The lab is a key part of the university’s aggressive testing approach for the spring semester, which requires the entire student body to receive a weekly COVID-19.

The new testing method, aided by SU’s laboratory, will produce results within 24 to 36 hours — significantly faster than in the fall. Here is what you need to know about the new testing method and lab: 

Logistics and location

The new testing strategy has three basic steps: sample collection, pooling and testing. 



Sample collection takes place in the Carrier Dome. Students must spit into a test tube and fill it to a line on the container.

From there, 12 of the individual samples are pooled together in the chemistry department. The pools are then brought to the Life Sciences Building for testing. Ramesh Raina, interim vice president for research, will oversee the lab with a postdoctoral student, four research technicians and two undergraduate students. 

Testing capacity

The new testing lab has the ability to test at least 4,000 people every day, Raina said. This allows the university to conduct around 20,000 tests per week, about double the amount of tests conducted during the fall semester. 

During the fall semester, SU partnered with Upstate Medical University to process tests.
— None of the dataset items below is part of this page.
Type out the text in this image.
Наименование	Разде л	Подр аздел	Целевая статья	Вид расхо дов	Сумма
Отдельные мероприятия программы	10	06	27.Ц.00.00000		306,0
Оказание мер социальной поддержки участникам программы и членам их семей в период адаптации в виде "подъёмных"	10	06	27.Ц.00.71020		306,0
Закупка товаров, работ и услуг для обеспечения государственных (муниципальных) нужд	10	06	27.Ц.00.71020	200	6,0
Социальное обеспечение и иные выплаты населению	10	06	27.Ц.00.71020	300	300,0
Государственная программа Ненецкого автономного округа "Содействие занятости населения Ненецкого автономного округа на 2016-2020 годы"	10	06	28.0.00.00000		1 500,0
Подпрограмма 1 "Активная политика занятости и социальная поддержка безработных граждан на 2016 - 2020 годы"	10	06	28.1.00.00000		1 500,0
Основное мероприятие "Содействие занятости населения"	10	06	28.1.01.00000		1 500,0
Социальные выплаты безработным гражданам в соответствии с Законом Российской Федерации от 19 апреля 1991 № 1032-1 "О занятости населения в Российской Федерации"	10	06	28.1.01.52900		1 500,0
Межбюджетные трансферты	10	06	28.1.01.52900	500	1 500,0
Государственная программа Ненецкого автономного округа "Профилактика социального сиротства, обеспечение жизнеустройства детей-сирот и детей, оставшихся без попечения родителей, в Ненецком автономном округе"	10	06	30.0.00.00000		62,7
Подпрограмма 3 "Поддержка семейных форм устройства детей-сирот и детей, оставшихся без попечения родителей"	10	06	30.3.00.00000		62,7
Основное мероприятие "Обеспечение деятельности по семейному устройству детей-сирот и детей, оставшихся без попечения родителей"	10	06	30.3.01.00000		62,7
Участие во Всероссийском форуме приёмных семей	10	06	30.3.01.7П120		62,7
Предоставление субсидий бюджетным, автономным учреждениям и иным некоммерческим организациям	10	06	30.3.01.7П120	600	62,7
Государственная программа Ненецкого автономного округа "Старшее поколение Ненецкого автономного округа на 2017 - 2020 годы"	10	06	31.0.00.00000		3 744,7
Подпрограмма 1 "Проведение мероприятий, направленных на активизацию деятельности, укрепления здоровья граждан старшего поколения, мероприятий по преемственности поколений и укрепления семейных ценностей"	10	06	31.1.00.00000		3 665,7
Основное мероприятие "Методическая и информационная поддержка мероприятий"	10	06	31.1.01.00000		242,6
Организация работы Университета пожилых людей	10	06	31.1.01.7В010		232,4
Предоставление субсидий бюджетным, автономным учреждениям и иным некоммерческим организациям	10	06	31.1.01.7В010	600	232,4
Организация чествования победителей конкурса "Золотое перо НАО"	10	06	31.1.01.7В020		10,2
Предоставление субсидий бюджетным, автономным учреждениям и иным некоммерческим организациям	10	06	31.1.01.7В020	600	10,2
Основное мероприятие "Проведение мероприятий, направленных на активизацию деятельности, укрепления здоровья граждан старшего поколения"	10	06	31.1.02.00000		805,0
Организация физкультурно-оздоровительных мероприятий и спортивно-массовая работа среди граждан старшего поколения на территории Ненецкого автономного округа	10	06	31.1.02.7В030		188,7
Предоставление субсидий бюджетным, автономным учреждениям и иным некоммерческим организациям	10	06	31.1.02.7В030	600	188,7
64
Toward the end of the fall semester, Upstate began testing all SUNY students, increasing the hospital’s workload and causing some delays in test results. SU still processes some smaller batches of tests at Upstate but using its own lab allows the university to have more control over the testing process, Raina said.

When pools of saliva samples test positive, the staff at the lab retest each of the 12 samples individually to identify who has contracted the virus. Negative pools, which do not require any subsequent testing, can be screened even quicker, Raina said. 

SU administered just over 100,000 COVID-19 tests on campus between August and December, in partnership with Upstate. The university has said it anticipates collecting between 250,000 and 300,000 samples from students, faculty and staff from January to May, an increase officials believe will prevent a campus shutdown like SU saw in the fall.

New procedures

Under the testing method SU used in the fall, test samples had to go through virus isolation and RNA purification before the PCR test could be performed, Raina said. SalivaDirect, the new testing method developed by Yale University’s public health team, allows polymerase chain reaction (PCR) tests to be performed directly on a saliva sample, eliminating those purification and isolation procedures that could delay the testing process by up to 10 hours, Raina said. 

The SalivaDirect testing method is 95% accurate, he said.